AMD AES-NI performance issues? faster when off
-
Whenever I enable AES-NI acceleration on AMD platforms (both my ATHLON 5150 and A4-5300), vpn performance drops a lot
AES-NI ON
The 'numbers' are in 1000s of bytes per second processed.
type 16 bytes 64 bytes 256 bytes 1024 bytes 8192 bytes
aes-128-cbc 3410.06k 13240.97k 48273.89k 145732.61k 356466.69kAES-NI OFF
type 16 bytes 64 bytes 256 bytes 1024 bytes 8192 bytes
aes-128-cbc 265019.69k 364898.52k 453860.48k 480797.35k 487650.65kAnyone else having issues with AES-NI on AMD platforms ?
Im running pfsense 2.3.2.1 directly installed on the computer (no virtualization. But this also happens on virtualized environments)
thanks
-
afaik aes-ni will only help with with aes-gcm
-
I read on this forum it only works with cbc.
anyway, I tried gcm and the results are equal both with aes-ni on and off
-
take a look at this
https://forum.pfsense.org/index.php?topic=115627.msg646775#msg646775
-
yes that explains the huge performance drop when the options is enabled.
thank you!
-
The AES-NI checkbox in the GUI enables AES-NI for AES 128/192/256 CBC via cryptodev. That means that for each block of data to encrypt, the openssl library will issue an ioctl to send that block to the kernel, suffering a context switch penalty. Since the computation being performed is exactly the same as what openssl would do without cryptodev (and in that case, without the context switch) it is necessarily slower; there is no advantage at all in enabling AES-NI via cryptodev. You do not see a penalty for GCM modes because those are not implemented in cryptodev and so openssl continues to use its internal routines.
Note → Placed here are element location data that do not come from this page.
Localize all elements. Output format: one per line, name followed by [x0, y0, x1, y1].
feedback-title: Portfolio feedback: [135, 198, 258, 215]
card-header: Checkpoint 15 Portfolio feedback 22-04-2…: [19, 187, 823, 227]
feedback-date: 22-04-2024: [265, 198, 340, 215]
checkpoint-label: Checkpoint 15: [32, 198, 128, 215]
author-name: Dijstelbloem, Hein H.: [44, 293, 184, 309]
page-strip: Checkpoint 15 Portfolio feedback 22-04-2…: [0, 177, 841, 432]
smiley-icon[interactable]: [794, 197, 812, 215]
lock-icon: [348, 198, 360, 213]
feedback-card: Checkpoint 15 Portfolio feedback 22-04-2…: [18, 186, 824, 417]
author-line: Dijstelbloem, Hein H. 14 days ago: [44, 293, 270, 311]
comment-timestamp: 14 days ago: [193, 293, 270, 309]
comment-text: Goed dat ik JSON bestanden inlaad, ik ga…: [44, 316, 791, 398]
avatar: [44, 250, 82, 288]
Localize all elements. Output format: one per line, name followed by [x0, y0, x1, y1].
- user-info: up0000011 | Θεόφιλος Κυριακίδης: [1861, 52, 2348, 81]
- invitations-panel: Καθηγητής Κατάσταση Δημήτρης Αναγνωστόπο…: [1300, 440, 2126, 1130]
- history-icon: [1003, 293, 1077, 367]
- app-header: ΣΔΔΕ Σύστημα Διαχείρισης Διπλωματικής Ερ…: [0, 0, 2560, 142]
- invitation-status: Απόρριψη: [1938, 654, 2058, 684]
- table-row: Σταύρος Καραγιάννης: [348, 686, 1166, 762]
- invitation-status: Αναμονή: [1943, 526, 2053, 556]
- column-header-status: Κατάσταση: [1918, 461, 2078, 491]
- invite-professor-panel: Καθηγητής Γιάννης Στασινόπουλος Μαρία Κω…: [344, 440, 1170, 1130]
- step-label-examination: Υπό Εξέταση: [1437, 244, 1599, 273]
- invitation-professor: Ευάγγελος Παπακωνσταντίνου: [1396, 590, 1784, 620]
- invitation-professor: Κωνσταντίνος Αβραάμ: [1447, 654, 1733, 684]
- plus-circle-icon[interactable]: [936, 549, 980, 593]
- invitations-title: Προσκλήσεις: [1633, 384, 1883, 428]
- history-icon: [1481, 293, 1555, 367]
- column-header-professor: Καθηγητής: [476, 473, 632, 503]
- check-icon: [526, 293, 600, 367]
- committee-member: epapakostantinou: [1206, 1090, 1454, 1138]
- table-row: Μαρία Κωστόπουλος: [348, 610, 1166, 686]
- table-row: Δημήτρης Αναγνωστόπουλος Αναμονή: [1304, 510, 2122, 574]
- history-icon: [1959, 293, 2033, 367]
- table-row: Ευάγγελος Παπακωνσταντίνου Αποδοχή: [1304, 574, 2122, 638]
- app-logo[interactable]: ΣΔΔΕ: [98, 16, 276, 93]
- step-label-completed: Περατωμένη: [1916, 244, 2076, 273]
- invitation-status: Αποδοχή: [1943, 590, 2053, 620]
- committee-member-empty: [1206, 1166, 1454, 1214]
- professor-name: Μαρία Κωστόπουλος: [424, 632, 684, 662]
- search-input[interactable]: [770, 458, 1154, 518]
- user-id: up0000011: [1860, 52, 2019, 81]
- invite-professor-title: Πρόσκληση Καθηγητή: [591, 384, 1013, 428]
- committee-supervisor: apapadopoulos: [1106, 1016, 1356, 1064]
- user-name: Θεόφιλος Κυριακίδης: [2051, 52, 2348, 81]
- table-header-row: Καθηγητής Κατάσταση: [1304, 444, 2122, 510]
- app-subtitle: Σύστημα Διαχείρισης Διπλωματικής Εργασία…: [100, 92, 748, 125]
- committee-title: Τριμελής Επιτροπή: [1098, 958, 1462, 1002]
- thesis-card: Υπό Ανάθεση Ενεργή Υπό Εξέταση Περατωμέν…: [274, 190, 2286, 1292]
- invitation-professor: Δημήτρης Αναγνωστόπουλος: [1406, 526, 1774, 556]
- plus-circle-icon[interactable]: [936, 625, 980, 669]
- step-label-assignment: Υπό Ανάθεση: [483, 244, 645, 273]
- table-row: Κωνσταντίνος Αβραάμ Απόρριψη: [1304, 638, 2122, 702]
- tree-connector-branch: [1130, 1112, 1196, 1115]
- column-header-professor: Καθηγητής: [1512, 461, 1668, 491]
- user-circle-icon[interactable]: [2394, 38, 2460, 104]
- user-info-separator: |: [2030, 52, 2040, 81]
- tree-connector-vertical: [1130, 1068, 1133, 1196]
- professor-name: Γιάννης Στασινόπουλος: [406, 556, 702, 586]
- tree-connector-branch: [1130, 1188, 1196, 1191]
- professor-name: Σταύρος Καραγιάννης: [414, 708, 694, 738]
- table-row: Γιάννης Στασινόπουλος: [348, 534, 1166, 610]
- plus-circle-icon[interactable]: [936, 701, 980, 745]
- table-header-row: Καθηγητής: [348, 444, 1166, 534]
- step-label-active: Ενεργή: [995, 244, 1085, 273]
So why does the AES-NI kernel module exist at all? If you are using ipsec, which does all of its encryption in the kernel, then you need the AES-NI kernel module to let the ipsec module to use AES-NI–and in that case it's a performance gain because everything is happening in-kernel. Ideally, pfsense would enable a configuration in which you can load aesni.ko for ipsec without loading cryptodev, so you can get the benefits without the drawbacks.
So when would you ever want cryptodev? The /dev/crypto interface is only worth using with external crypto processors, like the old via padlock or the hifn cards (though you're generally much better off just throwing out such hardware and buying something new if you care at all about crypto performance; the crypto accelerator on the old alix boards, for example, was about as fast as a new raspberry pi or an APU1 without hardware crypto, and an order of magnitude slower than an APU2). In theory it might also have a benefit for quick assist, but I think that's implemented in openssl in a way that avoids using /dev/crypto. There's been speculation over the years that cryptodev might help improve cpu utilization, but I haven't seen results on modern hardware where any speculative gain outweighs the performance penalty of the context switching overhead.